Karl, DM, Bird, DF, Bjorkman, K., Houlihan, T., Shackelford, R., Tupas, L. (1999). Microorganismes dans la glace accumulée du lac Vostok, Antarctique, Association américaine pour l'avancement de la science , 286(5447), 2144-2147.

Kelly, N., Metaxas, A., Butterfield, David. (2007). Modèles spatiaux et temporels de colonisation par les invertébrés des évents hydéothermiques des grands fonds sur la crête Juan de Fuca, Pacifique NE, Aquatic Biology , 1 (1-16), 1-16.

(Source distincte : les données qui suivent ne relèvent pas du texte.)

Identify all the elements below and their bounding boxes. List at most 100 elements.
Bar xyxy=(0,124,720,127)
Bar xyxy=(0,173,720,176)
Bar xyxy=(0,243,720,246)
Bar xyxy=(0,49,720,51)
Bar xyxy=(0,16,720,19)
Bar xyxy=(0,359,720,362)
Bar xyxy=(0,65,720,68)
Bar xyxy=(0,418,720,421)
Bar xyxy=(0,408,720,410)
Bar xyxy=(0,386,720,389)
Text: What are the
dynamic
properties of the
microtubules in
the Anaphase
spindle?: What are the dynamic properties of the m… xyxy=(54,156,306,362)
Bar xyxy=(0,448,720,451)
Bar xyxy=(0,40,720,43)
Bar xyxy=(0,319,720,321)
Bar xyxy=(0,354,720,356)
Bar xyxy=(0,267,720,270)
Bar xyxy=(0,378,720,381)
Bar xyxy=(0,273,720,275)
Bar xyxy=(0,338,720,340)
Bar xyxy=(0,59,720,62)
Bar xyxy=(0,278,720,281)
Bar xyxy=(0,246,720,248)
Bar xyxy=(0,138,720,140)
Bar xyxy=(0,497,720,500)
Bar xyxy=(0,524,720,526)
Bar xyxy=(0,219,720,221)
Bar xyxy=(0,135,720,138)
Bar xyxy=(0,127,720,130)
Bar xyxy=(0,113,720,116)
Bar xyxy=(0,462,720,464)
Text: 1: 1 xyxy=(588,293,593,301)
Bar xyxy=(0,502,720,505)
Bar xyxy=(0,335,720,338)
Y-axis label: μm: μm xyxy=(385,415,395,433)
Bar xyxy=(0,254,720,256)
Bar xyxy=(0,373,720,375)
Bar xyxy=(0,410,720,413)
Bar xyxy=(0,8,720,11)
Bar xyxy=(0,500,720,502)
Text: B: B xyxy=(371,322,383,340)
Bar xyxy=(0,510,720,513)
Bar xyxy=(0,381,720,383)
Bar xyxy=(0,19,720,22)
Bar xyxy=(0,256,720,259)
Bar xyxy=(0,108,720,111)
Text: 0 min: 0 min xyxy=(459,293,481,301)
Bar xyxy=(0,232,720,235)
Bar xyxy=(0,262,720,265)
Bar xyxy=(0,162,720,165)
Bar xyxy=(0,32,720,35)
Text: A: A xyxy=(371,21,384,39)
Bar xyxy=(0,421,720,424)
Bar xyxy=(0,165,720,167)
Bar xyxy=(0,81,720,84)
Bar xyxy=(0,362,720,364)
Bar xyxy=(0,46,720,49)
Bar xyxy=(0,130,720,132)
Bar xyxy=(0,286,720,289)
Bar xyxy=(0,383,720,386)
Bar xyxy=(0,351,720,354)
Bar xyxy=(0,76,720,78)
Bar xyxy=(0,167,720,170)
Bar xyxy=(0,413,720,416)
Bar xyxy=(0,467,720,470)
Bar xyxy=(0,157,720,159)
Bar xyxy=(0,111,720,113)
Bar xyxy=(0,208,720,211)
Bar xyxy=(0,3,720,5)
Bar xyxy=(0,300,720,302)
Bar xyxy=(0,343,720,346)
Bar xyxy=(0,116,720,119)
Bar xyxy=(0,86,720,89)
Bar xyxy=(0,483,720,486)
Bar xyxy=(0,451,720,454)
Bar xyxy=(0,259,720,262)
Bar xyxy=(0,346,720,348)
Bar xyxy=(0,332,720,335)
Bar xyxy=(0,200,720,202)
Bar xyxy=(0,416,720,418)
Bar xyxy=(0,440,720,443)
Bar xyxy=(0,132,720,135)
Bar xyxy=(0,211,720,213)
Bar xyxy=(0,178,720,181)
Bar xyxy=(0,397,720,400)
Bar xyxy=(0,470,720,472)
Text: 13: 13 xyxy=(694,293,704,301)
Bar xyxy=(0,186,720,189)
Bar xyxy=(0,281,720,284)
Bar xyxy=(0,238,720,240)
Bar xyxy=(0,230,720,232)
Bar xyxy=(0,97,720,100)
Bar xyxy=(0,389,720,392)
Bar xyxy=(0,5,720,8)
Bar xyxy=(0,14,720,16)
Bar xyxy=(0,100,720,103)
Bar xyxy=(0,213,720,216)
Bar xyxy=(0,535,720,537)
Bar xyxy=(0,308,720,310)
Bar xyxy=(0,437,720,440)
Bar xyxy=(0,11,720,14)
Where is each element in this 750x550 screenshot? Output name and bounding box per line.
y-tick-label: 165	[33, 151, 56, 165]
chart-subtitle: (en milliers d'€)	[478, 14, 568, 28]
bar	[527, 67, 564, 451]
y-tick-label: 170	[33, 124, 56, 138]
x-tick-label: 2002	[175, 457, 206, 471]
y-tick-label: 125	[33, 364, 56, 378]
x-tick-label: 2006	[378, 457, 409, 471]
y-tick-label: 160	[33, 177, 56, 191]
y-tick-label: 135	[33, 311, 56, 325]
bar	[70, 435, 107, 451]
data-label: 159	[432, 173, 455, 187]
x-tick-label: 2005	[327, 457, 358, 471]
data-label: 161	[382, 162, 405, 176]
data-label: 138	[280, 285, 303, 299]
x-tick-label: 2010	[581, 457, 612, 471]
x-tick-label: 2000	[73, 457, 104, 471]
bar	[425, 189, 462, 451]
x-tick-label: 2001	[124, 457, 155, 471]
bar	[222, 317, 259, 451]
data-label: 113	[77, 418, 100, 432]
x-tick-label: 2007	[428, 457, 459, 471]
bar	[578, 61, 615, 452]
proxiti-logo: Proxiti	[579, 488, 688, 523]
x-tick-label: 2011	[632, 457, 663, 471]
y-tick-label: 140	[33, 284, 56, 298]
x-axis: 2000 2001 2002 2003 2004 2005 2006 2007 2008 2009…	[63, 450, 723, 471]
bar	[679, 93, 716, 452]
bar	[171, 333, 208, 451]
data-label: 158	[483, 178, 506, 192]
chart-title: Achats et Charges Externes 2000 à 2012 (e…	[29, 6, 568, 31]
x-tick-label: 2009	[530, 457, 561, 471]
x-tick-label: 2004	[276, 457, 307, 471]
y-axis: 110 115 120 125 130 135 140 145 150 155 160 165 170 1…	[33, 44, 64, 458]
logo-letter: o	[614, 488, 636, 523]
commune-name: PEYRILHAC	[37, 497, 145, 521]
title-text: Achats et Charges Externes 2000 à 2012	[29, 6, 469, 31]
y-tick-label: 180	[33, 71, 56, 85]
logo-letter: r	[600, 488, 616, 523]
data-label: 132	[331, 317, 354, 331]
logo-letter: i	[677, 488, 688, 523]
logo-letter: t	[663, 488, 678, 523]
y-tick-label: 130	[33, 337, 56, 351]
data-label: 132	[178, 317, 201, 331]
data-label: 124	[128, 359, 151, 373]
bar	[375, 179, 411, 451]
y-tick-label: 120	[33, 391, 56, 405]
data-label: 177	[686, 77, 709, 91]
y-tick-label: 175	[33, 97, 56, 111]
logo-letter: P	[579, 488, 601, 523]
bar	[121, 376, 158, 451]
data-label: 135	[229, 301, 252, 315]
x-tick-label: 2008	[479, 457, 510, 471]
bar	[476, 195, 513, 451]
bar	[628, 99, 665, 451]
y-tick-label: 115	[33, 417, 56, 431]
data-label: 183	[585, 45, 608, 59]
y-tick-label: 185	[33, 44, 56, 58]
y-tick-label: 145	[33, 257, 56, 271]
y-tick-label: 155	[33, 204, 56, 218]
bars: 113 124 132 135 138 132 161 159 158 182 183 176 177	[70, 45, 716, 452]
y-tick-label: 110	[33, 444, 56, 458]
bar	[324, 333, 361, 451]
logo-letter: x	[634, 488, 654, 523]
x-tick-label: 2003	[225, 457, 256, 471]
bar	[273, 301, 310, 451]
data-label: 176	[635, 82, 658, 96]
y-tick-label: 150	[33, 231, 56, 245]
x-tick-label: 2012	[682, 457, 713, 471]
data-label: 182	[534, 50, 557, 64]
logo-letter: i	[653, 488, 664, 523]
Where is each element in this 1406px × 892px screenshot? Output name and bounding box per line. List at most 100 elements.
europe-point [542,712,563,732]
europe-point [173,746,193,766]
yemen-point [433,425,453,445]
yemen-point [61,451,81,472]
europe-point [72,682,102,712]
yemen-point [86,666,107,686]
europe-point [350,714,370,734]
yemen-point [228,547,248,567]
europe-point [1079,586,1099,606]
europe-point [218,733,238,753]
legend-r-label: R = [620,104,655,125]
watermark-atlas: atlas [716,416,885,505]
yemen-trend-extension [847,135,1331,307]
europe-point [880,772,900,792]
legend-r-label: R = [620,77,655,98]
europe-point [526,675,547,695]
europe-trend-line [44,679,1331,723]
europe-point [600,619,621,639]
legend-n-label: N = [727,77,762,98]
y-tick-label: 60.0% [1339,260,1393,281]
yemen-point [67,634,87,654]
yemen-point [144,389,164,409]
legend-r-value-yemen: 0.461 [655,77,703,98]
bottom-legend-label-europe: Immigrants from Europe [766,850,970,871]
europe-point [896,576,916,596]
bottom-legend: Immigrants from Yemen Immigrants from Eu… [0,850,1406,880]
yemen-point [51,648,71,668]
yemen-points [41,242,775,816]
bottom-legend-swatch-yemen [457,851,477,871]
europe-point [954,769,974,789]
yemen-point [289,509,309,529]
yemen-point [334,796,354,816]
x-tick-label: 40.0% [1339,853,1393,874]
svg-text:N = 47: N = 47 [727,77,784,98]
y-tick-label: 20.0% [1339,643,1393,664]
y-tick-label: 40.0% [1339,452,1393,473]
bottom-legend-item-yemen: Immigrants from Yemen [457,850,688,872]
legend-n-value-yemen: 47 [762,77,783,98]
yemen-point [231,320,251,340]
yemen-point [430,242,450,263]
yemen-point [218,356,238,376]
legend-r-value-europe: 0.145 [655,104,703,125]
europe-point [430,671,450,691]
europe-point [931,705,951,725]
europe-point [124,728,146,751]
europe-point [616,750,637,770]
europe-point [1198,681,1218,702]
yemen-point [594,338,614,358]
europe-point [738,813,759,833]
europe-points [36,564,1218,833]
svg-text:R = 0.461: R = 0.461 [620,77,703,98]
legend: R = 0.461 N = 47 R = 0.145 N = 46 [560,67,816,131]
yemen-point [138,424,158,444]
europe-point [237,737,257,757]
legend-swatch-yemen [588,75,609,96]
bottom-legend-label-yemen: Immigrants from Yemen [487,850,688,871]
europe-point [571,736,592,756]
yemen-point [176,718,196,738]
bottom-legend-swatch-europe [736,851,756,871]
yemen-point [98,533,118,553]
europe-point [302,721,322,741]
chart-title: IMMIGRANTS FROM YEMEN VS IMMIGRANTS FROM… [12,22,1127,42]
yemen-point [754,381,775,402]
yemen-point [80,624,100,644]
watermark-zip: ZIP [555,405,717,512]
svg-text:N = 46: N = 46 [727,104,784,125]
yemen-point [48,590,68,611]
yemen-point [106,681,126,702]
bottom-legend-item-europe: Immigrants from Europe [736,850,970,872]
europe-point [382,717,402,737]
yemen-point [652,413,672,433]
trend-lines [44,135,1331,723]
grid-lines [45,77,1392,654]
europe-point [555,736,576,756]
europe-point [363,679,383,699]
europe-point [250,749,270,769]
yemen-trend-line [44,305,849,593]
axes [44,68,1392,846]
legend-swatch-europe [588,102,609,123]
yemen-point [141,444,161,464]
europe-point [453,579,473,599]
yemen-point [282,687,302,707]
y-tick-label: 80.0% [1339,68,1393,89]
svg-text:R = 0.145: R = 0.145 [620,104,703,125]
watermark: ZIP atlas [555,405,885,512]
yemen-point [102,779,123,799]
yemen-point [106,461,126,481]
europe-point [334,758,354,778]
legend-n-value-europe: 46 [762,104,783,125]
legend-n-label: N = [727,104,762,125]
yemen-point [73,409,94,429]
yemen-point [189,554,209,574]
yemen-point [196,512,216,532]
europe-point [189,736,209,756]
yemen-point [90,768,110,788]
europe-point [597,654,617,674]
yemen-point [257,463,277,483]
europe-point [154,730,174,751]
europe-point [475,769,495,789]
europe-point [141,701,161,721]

Oreskes, Naomi. (2003). Un contexte de motivation : recherche océanographique de la marine américaine et découverte de sources hydrothermales au fond de la mer, Social Studies of Science , 33(5), 697-742.

Priscu, John C., Adams, Edward E., Lyons, Berry W., Voytek, Mary A., Mogk, David W., Brown, Robert L., McKay, Christopher P… (1999). Géomicrobiologie de la glace sous-glaciaire au-dessus du lac Vostok, Antarctique, Association américaine pour l'avancement de la science , 286(5447), 2141-2144.

Siegert, Martin, J. (1999). Lac Vostok en Antarctique : des spécialistes dans des disciplines allant de la glaciologie à l'ingénierie se préparent à explorer le plus grand lac sous-glaciaire du monde, American Scientist , 87(6), 510-517.